# Newbie intro and cam question



## my67goat (Jun 9, 2011)

Hello members. This is my 1st post to the forum. I just bought a 67 gto on June 12, 2011 and I've been reading the forum almost nonstop since. Talk about a great group of folks and with lots of knowledge to share.
I got the GTO knowing it needs an engine rebuild. Here is my chance to request the cam of my choice. However I know very little about cam specs and performance.
Here's what it has and how I plan to drive. 1967 400 cu. in. H.O. Original block, heads, complete carb to oil pan. Was bored 030 over. Had valve job done with hardened exhaust valve seats per the previous owner.

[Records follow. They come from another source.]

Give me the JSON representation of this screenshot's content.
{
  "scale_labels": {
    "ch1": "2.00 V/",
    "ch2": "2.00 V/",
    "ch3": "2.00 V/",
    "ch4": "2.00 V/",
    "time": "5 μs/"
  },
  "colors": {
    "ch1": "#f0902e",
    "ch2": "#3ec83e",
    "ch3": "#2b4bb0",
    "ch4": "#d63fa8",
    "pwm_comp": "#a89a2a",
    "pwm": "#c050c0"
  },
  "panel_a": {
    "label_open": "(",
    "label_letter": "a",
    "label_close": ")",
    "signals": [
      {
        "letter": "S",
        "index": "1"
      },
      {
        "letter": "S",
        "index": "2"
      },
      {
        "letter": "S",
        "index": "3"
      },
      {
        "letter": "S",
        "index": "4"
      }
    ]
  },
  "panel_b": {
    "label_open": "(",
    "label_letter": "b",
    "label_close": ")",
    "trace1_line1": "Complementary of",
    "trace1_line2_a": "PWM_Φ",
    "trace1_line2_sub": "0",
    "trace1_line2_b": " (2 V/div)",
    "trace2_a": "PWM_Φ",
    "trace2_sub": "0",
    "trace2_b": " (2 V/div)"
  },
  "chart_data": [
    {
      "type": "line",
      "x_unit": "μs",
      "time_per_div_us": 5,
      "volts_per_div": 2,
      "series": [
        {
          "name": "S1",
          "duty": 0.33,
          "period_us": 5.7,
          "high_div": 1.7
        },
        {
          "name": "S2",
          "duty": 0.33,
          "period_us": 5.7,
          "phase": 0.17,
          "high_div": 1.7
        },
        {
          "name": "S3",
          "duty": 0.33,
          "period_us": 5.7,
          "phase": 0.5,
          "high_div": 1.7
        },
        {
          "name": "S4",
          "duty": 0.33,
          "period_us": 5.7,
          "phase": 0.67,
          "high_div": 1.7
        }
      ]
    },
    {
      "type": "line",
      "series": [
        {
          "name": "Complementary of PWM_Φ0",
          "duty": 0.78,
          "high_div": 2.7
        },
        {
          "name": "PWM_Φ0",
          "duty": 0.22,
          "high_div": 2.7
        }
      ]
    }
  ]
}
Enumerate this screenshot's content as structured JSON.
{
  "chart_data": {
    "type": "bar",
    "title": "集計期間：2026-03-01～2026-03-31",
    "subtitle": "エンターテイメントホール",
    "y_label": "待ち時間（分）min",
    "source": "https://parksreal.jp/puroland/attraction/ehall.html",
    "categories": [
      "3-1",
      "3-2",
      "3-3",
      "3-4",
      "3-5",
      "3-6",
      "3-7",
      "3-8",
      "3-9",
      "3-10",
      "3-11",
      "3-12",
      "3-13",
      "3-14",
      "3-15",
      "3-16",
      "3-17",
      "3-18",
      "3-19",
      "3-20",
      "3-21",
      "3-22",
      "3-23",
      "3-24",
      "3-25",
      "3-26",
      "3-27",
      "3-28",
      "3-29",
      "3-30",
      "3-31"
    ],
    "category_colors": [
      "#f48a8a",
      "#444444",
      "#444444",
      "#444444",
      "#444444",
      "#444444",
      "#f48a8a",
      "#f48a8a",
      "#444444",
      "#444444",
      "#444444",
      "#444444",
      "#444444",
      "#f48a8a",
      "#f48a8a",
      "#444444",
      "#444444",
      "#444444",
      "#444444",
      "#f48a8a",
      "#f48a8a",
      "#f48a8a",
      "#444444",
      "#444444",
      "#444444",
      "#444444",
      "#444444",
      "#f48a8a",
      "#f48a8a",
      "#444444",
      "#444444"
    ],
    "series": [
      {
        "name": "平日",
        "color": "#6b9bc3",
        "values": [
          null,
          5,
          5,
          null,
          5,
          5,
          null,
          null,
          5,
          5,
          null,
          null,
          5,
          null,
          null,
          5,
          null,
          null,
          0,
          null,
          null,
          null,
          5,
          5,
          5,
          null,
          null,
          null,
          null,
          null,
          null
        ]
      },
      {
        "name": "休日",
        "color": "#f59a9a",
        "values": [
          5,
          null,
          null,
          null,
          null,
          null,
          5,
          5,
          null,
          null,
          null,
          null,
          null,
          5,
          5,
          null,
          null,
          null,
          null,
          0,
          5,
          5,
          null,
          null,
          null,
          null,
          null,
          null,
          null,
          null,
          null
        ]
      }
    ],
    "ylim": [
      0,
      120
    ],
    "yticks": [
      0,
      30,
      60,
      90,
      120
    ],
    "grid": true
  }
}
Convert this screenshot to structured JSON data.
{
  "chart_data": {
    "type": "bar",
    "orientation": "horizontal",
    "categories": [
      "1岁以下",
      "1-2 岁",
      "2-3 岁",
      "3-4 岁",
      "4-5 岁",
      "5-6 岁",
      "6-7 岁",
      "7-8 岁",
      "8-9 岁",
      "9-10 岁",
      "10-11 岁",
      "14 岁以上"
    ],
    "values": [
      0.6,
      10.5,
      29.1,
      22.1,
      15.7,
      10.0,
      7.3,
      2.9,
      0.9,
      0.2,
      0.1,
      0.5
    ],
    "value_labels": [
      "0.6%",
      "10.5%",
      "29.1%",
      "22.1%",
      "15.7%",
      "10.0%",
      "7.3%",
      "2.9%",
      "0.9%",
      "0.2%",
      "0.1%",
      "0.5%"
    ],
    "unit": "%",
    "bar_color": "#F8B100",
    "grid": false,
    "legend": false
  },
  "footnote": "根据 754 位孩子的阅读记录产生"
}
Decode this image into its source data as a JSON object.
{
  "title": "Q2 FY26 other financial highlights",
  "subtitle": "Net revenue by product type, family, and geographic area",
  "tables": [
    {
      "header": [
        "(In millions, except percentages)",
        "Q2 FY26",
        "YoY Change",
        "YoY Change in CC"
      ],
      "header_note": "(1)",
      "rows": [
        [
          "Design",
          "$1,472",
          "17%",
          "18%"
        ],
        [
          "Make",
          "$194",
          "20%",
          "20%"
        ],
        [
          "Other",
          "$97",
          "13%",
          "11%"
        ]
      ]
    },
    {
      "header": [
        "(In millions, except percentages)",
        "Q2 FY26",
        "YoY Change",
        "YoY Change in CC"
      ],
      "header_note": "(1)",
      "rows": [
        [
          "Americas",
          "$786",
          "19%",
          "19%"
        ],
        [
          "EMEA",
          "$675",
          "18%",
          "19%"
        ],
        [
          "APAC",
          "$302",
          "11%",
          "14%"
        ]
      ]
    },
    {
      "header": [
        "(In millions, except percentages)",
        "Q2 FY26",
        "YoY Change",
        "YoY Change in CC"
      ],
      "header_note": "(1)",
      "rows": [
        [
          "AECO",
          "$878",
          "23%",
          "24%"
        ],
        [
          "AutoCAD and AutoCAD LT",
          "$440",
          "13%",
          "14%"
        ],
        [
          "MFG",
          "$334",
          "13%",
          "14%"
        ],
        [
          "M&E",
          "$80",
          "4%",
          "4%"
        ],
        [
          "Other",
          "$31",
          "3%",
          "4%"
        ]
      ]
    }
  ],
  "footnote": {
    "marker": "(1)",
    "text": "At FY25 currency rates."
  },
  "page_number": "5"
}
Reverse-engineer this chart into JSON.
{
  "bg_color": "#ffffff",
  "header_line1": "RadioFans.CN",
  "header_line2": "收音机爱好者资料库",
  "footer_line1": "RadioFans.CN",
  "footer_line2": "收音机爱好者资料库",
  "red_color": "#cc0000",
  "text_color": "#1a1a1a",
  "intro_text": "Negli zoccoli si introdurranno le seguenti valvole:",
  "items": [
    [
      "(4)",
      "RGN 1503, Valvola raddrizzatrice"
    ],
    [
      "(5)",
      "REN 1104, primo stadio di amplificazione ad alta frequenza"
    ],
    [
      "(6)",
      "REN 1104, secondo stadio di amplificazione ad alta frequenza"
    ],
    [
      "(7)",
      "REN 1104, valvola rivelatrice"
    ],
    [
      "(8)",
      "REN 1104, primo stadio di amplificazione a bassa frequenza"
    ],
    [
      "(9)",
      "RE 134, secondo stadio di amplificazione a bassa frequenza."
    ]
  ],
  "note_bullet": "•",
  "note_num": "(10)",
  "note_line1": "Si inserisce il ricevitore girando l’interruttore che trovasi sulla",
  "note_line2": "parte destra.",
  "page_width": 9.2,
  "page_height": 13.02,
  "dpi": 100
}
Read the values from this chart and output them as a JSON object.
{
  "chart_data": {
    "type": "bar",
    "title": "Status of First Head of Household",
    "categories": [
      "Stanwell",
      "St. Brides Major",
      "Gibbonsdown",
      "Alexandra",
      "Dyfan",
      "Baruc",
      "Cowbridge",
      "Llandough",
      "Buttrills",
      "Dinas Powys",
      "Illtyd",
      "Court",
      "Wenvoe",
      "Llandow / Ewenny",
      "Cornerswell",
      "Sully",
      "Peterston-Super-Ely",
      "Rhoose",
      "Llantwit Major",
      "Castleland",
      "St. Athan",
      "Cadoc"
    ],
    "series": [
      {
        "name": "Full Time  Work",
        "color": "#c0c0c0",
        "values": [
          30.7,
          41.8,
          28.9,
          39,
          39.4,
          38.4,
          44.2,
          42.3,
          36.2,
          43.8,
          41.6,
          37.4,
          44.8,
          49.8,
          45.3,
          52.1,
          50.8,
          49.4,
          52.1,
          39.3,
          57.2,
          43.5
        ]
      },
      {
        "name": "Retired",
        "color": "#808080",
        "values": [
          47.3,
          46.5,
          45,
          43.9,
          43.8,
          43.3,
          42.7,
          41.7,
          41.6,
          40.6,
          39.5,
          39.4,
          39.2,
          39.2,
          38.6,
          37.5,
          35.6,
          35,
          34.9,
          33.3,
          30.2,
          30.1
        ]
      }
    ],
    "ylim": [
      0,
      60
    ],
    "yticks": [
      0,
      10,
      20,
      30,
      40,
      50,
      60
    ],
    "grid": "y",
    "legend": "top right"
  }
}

He disassembled the motor because as I understood he said the "crank was migrating". It is an auto on the column TH400, it has a posi 3.55 rear and 15 x 60 tires, A/C. I like to cruise the freeways and highways and would like a little get up and go at the stop lights, like to know the power is there. I know the gears are not the best for the highway but they are an excellent choice for something in between for street and highway. I dont want a lopey cam sound but more importantly a fuel efficient cam that has a better grind geometry than the original Melling and will be lowering the compression from the original 10.75: 1, to something that can run on unleaded regular or midgrade. P- body did recommend in an earlier post to run the XE262H cam. Anybody care to comment and any opinions will be read with great enthusiasm. Thanks ahead for your comments.


----------



## BearGFR (Aug 25, 2008)

For how you're planning to enjoy the car and how it's geared, that recommendation sounds pretty good to me. In a 400 it's going to have good manners.

Bear


----------



## my67goat (Jun 9, 2011)

Anybody else have experience using this cam XE262H.
Thanks


----------